By default Coflux will use a blob store embedded in the Coflux server, which saves blobs to the filesystem.

This can be configured explicitly in the CLI configuration file (which is used by workers; the configuration file can be initialized with the CLI using coflux setup):

[[blobs.stores]]
type = "http"
host = "localhost:7777"
protocol = "http"

Blob threshold

To determine when to store data in the blob store, a blob 'threshold' is used. If the serialized data takes more than this number of bytes, the blob store will be used, and a reference to the blob is substituted - otherwise the raw data is sent to the Coflux server. The default threshold is 200 bytes. This can be specified in the configuration file:

[blobs]
threshold = 100

To have all values stored as blobs, set the threshold to zero.

S3 blob store

As an alternative to the built-in blob store, AWS S3 can be used. To enable this, update the configuration file:

[[blobs.stores]]
type = "s3"
bucket = "my-bucket"
prefix = "blobs" # optional
region = "eu-west-1" # optional

Ensure that AWS credentials are available to the worker - for example by setting AWS_ACCESS_KEY_ID and AWS_SECRET_ACCESS_KEY environment variables.

Multiple stores

Multiple blob stores can be configured - the first will be considered the 'primary' store, and will be the one that blobs are written to. Subsequent stores will be tried in turn when a blob can't be found in preceding stores.

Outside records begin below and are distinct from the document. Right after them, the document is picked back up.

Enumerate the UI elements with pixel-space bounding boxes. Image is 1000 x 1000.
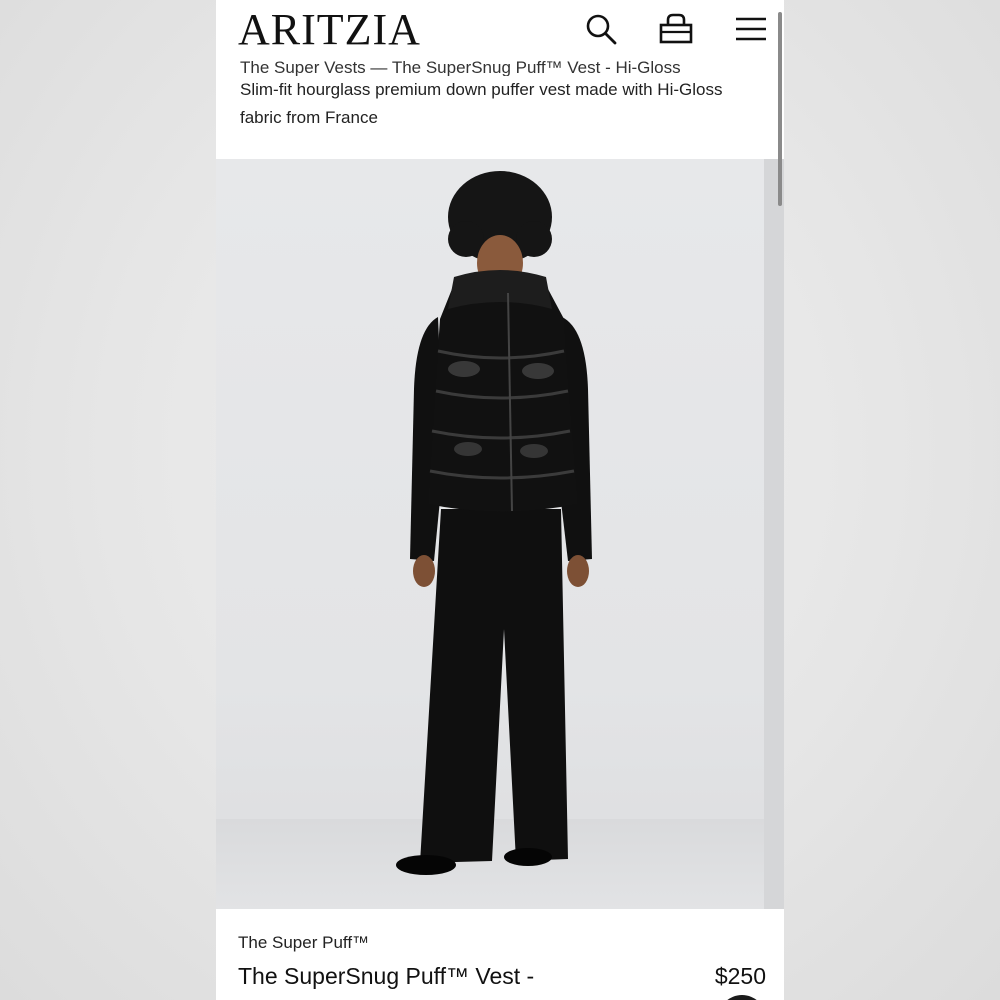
menu-icon[interactable] <box>734 12 768 46</box>
color-swatch[interactable] <box>718 995 766 1000</box>
product-name: The SuperSnug Puff™ Vest - <box>238 963 535 989</box>
search-icon[interactable] <box>584 12 618 46</box>
site-header: ARITZIA <box>216 0 784 60</box>
scrollbar[interactable] <box>778 12 782 206</box>
product-description: The Super Vests — The SuperSnug Puff™ Ve… <box>240 58 750 132</box>
product-info: The Super Puff™ The SuperSnug Puff™ Vest… <box>216 909 784 1000</box>
collection-name[interactable]: The Super Puff™ <box>238 933 369 953</box>
aritzia-logo[interactable]: ARITZIA <box>238 8 421 52</box>
model-figure <box>396 171 592 875</box>
product-summary: Slim-fit hourglass premium down puffer v… <box>240 80 723 127</box>
mobile-screen: ARITZIA The Super Vests — The SuperSnug … <box>216 0 784 1000</box>
product-image[interactable] <box>216 159 784 909</box>
product-price: $250 <box>714 963 766 989</box>
bag-icon[interactable] <box>659 12 693 46</box>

This is useful when adding a new store, as the original store can still be read from. Blobs can be manually migrated to the new store, and then the original store can be removed from configuration.

Studio

This configuration is only used by the CLI (e.g., for running workers). To support loading blobs in Studio, stores can be configured from the project settings dialog. When blobs are loaded in Studio, they're cached in the browser in session storage.